HMCS ROBERT HAMPTON GRAY 435

 

Harry DeWolf Class Arctic and Offshore Patrol Vessel

 


 

Harry DeWolf Class AOPV Artist's Impression

 

Laid Down: 21 Aug 2023

Floated up: 09 Dec 2024, Bedford Basic, Halifax, NS

Commissioned: 

Paid off: 

 

The Royal Canadian Navy announced that the sixth Arctic and Offshore Patrol Ship under the National Shipbuilding Strategy will be named in honour of Lieutenant Robert Hampton Gray, a Second World War Canadian naval hero.

 

"By naming the sixth Arctic and Offshore Patrol Ship after Lt Gray, we honour his as a Canadian naval hero, and celebrate his outstanding leadership and heroism"

 


 

Lt Gray joined the Royal Canadian Naval Volunteer Reserve in 1940 and served as a pilot in the Royal Navy Fleet Air Arm. He embarked in His Majesty’s Ship (HMS) Formidable with 1841 Squadron, joining the war in the Pacific as part of Operation Iceberg, the invasion of Okinawa, Japan, in April 1945.

 

Lt Gray was awarded the Victoria Cross posthumously for courage and determination in carrying out daring air strikes on the Japanese destroyer His Imperial Japanese Majesty’s Ship (HIJMS) Amakusa.

 

On August 9, 1945, he led two flights of Corsair aircraft to attack naval vessels in Onagawa Bay, Japan. He opened the attack run flying straight into concentrated anti-aircraft fire and was hit almost immediately.

 

With his aircraft on fire and one bomb lost, he continued the attack and released his remaining bomb on the escort vessel HIJMS Amakusa, causing the ship to capsize and sink.

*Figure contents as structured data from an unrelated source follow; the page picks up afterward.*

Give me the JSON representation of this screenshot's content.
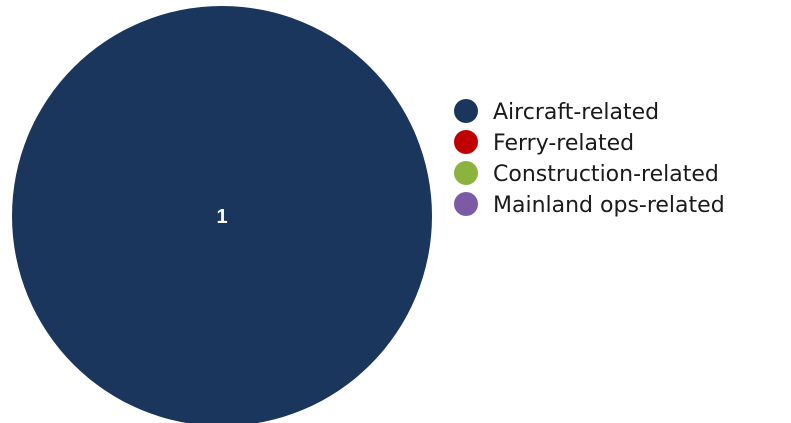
{
  "chart_data": {
    "type": "pie",
    "title": "",
    "categories": [
      "Aircraft-related",
      "Ferry-related",
      "Construction-related",
      "Mainland ops-related"
    ],
    "values": [
      1,
      0,
      0,
      0
    ],
    "data_labels": [
      "1",
      "",
      "",
      ""
    ],
    "colors": [
      "#1b365d",
      "#c00000",
      "#8db33f",
      "#7b5aa6"
    ],
    "legend_position": "right"
  }
}
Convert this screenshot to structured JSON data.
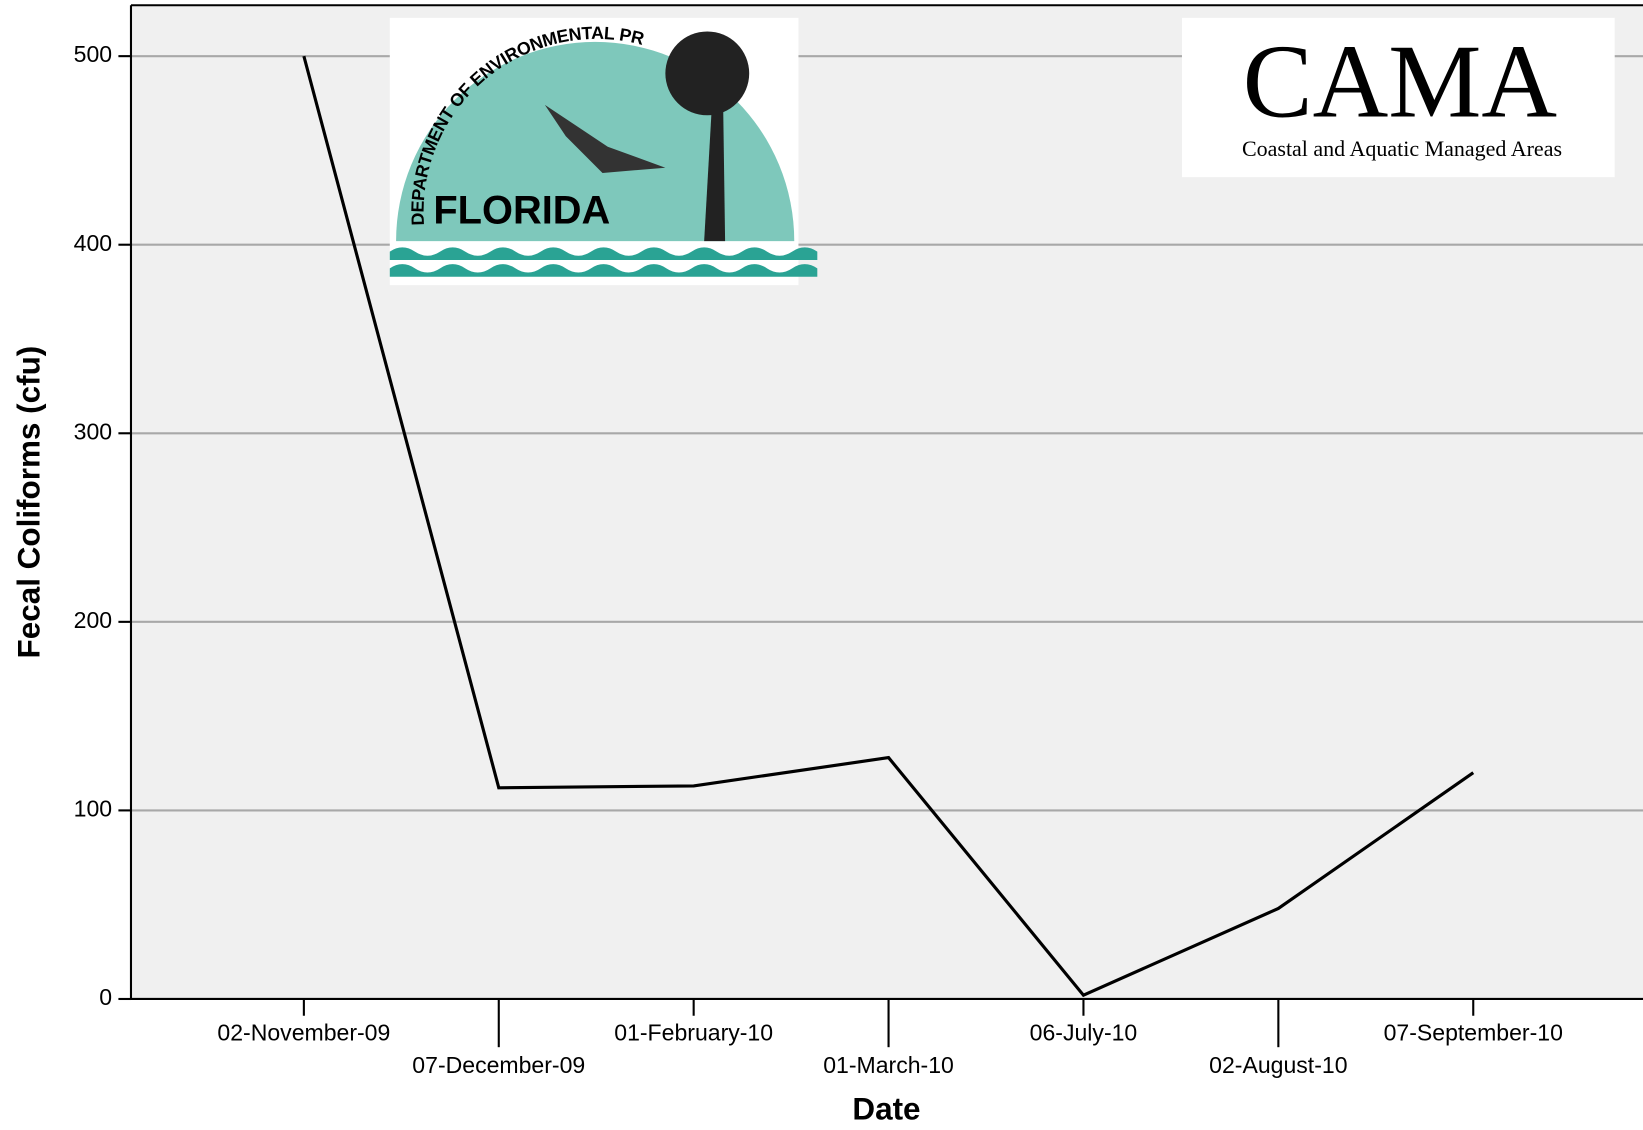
{
  "chart_data": {
    "type": "line",
    "x_label": "Date",
    "y_label": "Fecal Coliforms (cfu)",
    "categories": [
      "02-November-09",
      "07-December-09",
      "01-February-10",
      "01-March-10",
      "06-July-10",
      "02-August-10",
      "07-September-10"
    ],
    "values": [
      500,
      112,
      113,
      128,
      2,
      48,
      120
    ],
    "color": "#000000",
    "ylim": [
      0,
      527
    ],
    "yticks": [
      0,
      100,
      200,
      300,
      400,
      500
    ],
    "grid": true
  },
  "logos": {
    "florida_arc": "DEPARTMENT OF ENVIRONMENTAL PROTECTION",
    "florida_name": "FLORIDA",
    "cama_name": "CAMA",
    "cama_sub": "Coastal and Aquatic Managed Areas"
  }
}
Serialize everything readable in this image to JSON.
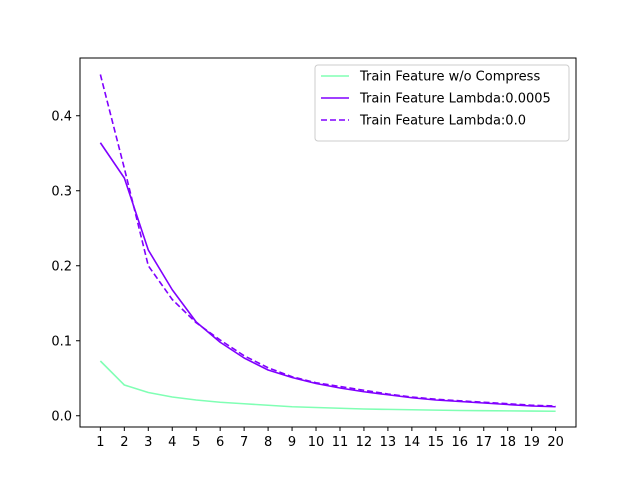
{
  "chart_data": {
    "type": "line",
    "title": "",
    "xlabel": "",
    "ylabel": "",
    "x": [
      1,
      2,
      3,
      4,
      5,
      6,
      7,
      8,
      9,
      10,
      11,
      12,
      13,
      14,
      15,
      16,
      17,
      18,
      19,
      20
    ],
    "xlim": [
      0.15,
      20.85
    ],
    "ylim": [
      -0.015,
      0.477
    ],
    "yticks": [
      0.0,
      0.1,
      0.2,
      0.3,
      0.4
    ],
    "ytick_labels": [
      "0.0",
      "0.1",
      "0.2",
      "0.3",
      "0.4"
    ],
    "xtick_labels": [
      "1",
      "2",
      "3",
      "4",
      "5",
      "6",
      "7",
      "8",
      "9",
      "10",
      "11",
      "12",
      "13",
      "14",
      "15",
      "16",
      "17",
      "18",
      "19",
      "20"
    ],
    "grid": false,
    "legend_position": "top-right",
    "series": [
      {
        "name": "Train Feature w/o Compress",
        "color": "#80ffb4",
        "style": "solid",
        "values": [
          0.073,
          0.041,
          0.031,
          0.025,
          0.021,
          0.018,
          0.016,
          0.014,
          0.012,
          0.011,
          0.01,
          0.009,
          0.0085,
          0.008,
          0.0075,
          0.007,
          0.0068,
          0.0065,
          0.0062,
          0.006
        ]
      },
      {
        "name": "Train Feature Lambda:0.0005",
        "color": "#8000ff",
        "style": "solid",
        "values": [
          0.364,
          0.317,
          0.221,
          0.168,
          0.125,
          0.098,
          0.077,
          0.061,
          0.051,
          0.043,
          0.037,
          0.032,
          0.028,
          0.024,
          0.021,
          0.019,
          0.017,
          0.015,
          0.013,
          0.012
        ]
      },
      {
        "name": "Train Feature Lambda:0.0",
        "color": "#8000ff",
        "style": "dashed",
        "values": [
          0.455,
          0.33,
          0.2,
          0.155,
          0.124,
          0.101,
          0.08,
          0.064,
          0.052,
          0.044,
          0.039,
          0.034,
          0.029,
          0.025,
          0.022,
          0.02,
          0.018,
          0.016,
          0.014,
          0.013
        ]
      }
    ]
  }
}
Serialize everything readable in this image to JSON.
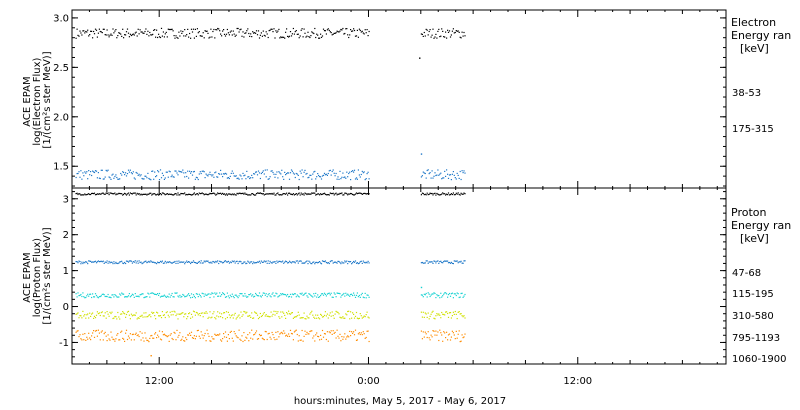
{
  "x_axis_title": "hours:minutes, May  5, 2017 - May  6, 2017",
  "x_ticks": [
    {
      "x": 12,
      "label": "12:00"
    },
    {
      "x": 24,
      "label": "0:00"
    },
    {
      "x": 36,
      "label": "12:00"
    }
  ],
  "colors": {
    "black": "#000000",
    "blue": "#1f78c8",
    "cyan": "#18d2d2",
    "yellow": "#d0e000",
    "orange": "#ff8c00",
    "axis": "#000000"
  },
  "chart_data": [
    {
      "type": "scatter",
      "panel": "electron",
      "ylabel_lines": [
        "ACE EPAM",
        "log(Electron Flux)",
        "[1/(cm²s ster MeV)]"
      ],
      "legend_title_lines": [
        "Electron",
        "Energy ran"
      ],
      "legend_unit": "[keV]",
      "xlim": [
        7,
        44.5
      ],
      "ylim": [
        1.28,
        3.08
      ],
      "yticks": [
        {
          "v": 1.5,
          "label": "1.5"
        },
        {
          "v": 2.0,
          "label": "2.0"
        },
        {
          "v": 2.5,
          "label": "2.5"
        },
        {
          "v": 3.0,
          "label": "3.0"
        }
      ],
      "segments": [
        [
          7.2,
          24.0
        ],
        [
          27.0,
          29.5
        ]
      ],
      "series": [
        {
          "name": "38-53",
          "color": "black",
          "mean": 2.85,
          "spread": 0.05,
          "extra": [
            {
              "x": 26.9,
              "y": 2.6
            }
          ]
        },
        {
          "name": "175-315",
          "color": "blue",
          "mean": 1.42,
          "spread": 0.05,
          "extra": [
            {
              "x": 27.0,
              "y": 1.63
            }
          ]
        }
      ]
    },
    {
      "type": "scatter",
      "panel": "proton",
      "ylabel_lines": [
        "ACE EPAM",
        "log(Proton Flux)",
        "[1/(cm²s ster MeV)]"
      ],
      "legend_title_lines": [
        "Proton",
        "Energy ran"
      ],
      "legend_unit": "[keV]",
      "xlim": [
        7,
        44.5
      ],
      "ylim": [
        -1.6,
        3.3
      ],
      "yticks": [
        {
          "v": -1,
          "label": "-1"
        },
        {
          "v": 0,
          "label": "0"
        },
        {
          "v": 1,
          "label": "1"
        },
        {
          "v": 2,
          "label": "2"
        },
        {
          "v": 3,
          "label": "3"
        }
      ],
      "segments": [
        [
          7.2,
          24.0
        ],
        [
          27.0,
          29.5
        ]
      ],
      "series": [
        {
          "name": "47-68",
          "color": "black",
          "mean": 3.15,
          "spread": 0.03,
          "extra": []
        },
        {
          "name": "115-195",
          "color": "blue",
          "mean": 1.25,
          "spread": 0.04,
          "extra": []
        },
        {
          "name": "310-580",
          "color": "cyan",
          "mean": 0.33,
          "spread": 0.07,
          "extra": [
            {
              "x": 27.0,
              "y": 0.55
            }
          ]
        },
        {
          "name": "795-1193",
          "color": "yellow",
          "mean": -0.22,
          "spread": 0.11,
          "extra": []
        },
        {
          "name": "1060-1900",
          "color": "orange",
          "mean": -0.8,
          "spread": 0.16,
          "extra": [
            {
              "x": 11.5,
              "y": -1.35
            }
          ]
        }
      ]
    }
  ]
}
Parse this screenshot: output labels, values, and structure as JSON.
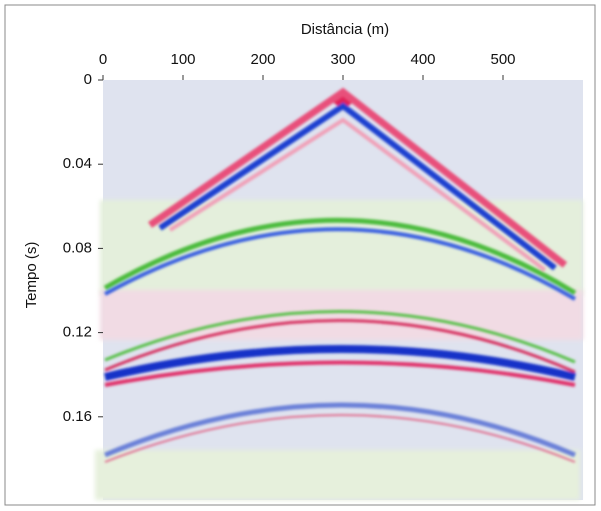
{
  "chart_data": {
    "type": "image",
    "x_label": "Distância (m)",
    "y_label": "Tempo (s)",
    "xlim": [
      0,
      600
    ],
    "ylim": [
      0,
      0.2
    ],
    "y_inverted": true,
    "xticks": [
      0,
      100,
      200,
      300,
      400,
      500
    ],
    "yticks": [
      0,
      0.04,
      0.08,
      0.12,
      0.16
    ]
  }
}
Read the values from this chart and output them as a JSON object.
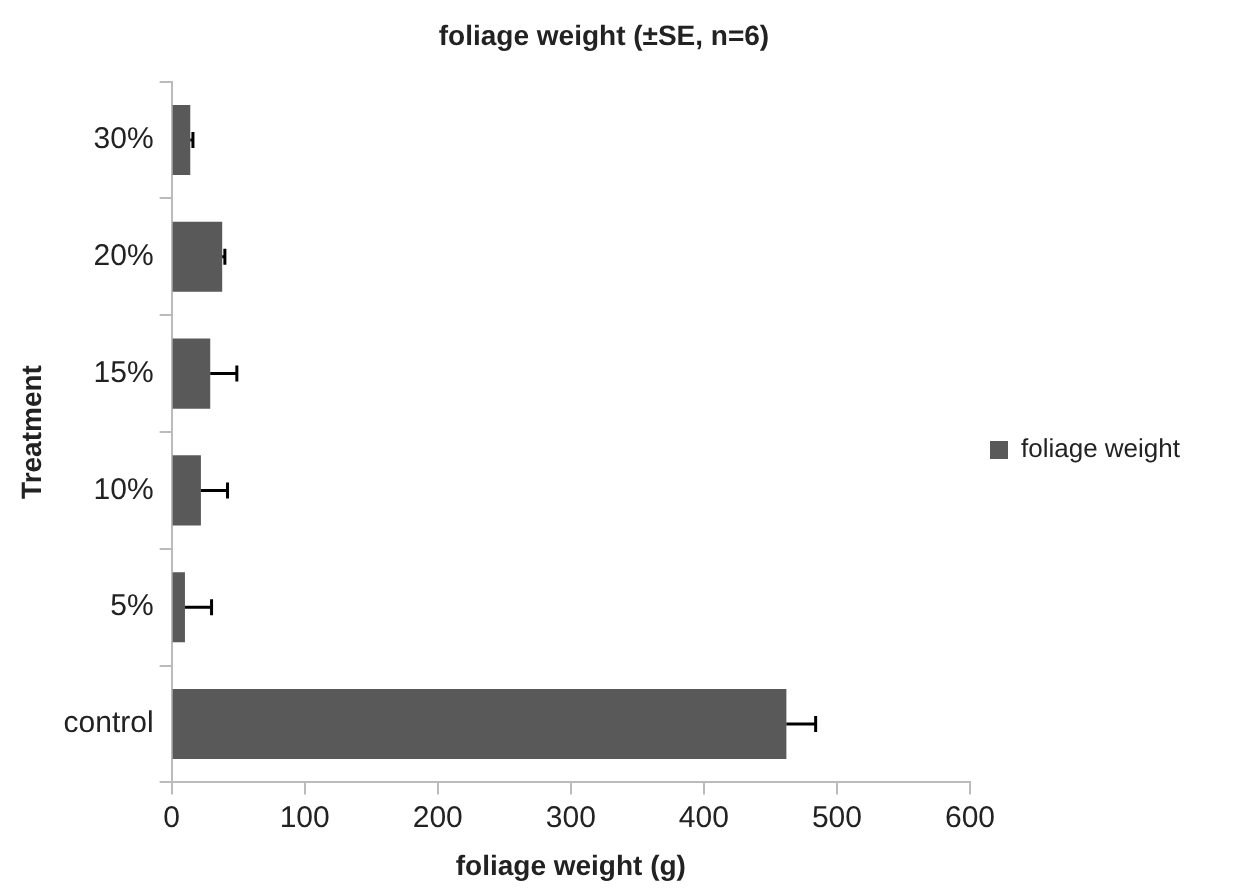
{
  "chart_data": {
    "type": "bar",
    "orientation": "horizontal",
    "title": "foliage weight (±SE, n=6)",
    "xlabel": "foliage weight (g)",
    "ylabel": "Treatment",
    "categories": [
      "30%",
      "20%",
      "15%",
      "10%",
      "5%",
      "control"
    ],
    "series": [
      {
        "name": "foliage weight",
        "color": "#595959",
        "values": [
          14,
          38,
          29,
          22,
          10,
          462
        ],
        "errors": [
          2,
          2,
          20,
          20,
          20,
          22
        ]
      }
    ],
    "xlim": [
      0,
      600
    ],
    "xticks": [
      0,
      100,
      200,
      300,
      400,
      500,
      600
    ],
    "grid": false,
    "legend": "right"
  }
}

His aircraft then crashed into the sea and his body was never recovered.

 

Lt Gray was the only member of the RCN to be awarded the Victoria Cross during the Second World War.

 

In 1946, the Geographic Board of Canada named Gray’s Peak, a mountain in British Columbia’s Kokanee Glacier Provincial Park, in honour of Lt Gray and his brother John, also killed during the war.

 

In 1989, a memorial was erected to him at Onagawa Bay, the only memorial dedicated to a foreign service member on Japanese soil. (Source: Gov't of Canada website - RCN - Harry Dewolf Class)

 


 

Photos and Documents

 

The future HMCS ROBERT HAMPTON GRAY after being rolled out of the assembly hall at Halifax Shipyard - 16 Aug 2024

Courtesy of Barry Gerrard

 


 

  

(left) The future HMCS ROBERT HAMPTON GRAY on a barge in Bedford Basin ready to be floated up

(right) The future HMCS ROBERT HAMPTON GRAYafter being floated up in Bedford Basin 09 Dec 2024

Source: Royal Canadian Navy Yesterday and today Facebook page

 


 

The ship's badge for HMCS ROBERT HAMPTON GRAY

Blazon:  On a plate an eagle stooping Azure beaked and membered Or holding in its claws a trident bendwise sinister Gules, all within the Badge Frame for Ships and Naval Reserve Divisions.

 

Significance: The eagle descending on its prey is taken from the badge of 1841 Naval Air Squadron of the Royal Navy, with which Lt Robert Hampton Gray, a pilot of the Royal Canadian Naval Volunteer Reserve, served. The trident is taken from the badge of HMS Formidable, the ship from which the squadron operated. Its deep red colour refers to the ribbon of the Victoria Cross awarded posthumously to Lt Gray for his valour in leading an air attack on a Japanese destroyer in August 1945. The white background refers to the Arctic environment in which HMCS Robert Hampton Gray will operate.

 

Motto:  Fortitudo, Sollertia Constantiaque - These Latin words mean "Courage, skill and determination." They were qualities of Robert Hampton Gray cited in the "Mentioned in Despatches" honouring him for his role in the attack on the defences around the German battleship Tirpitz in Norway in August 1944.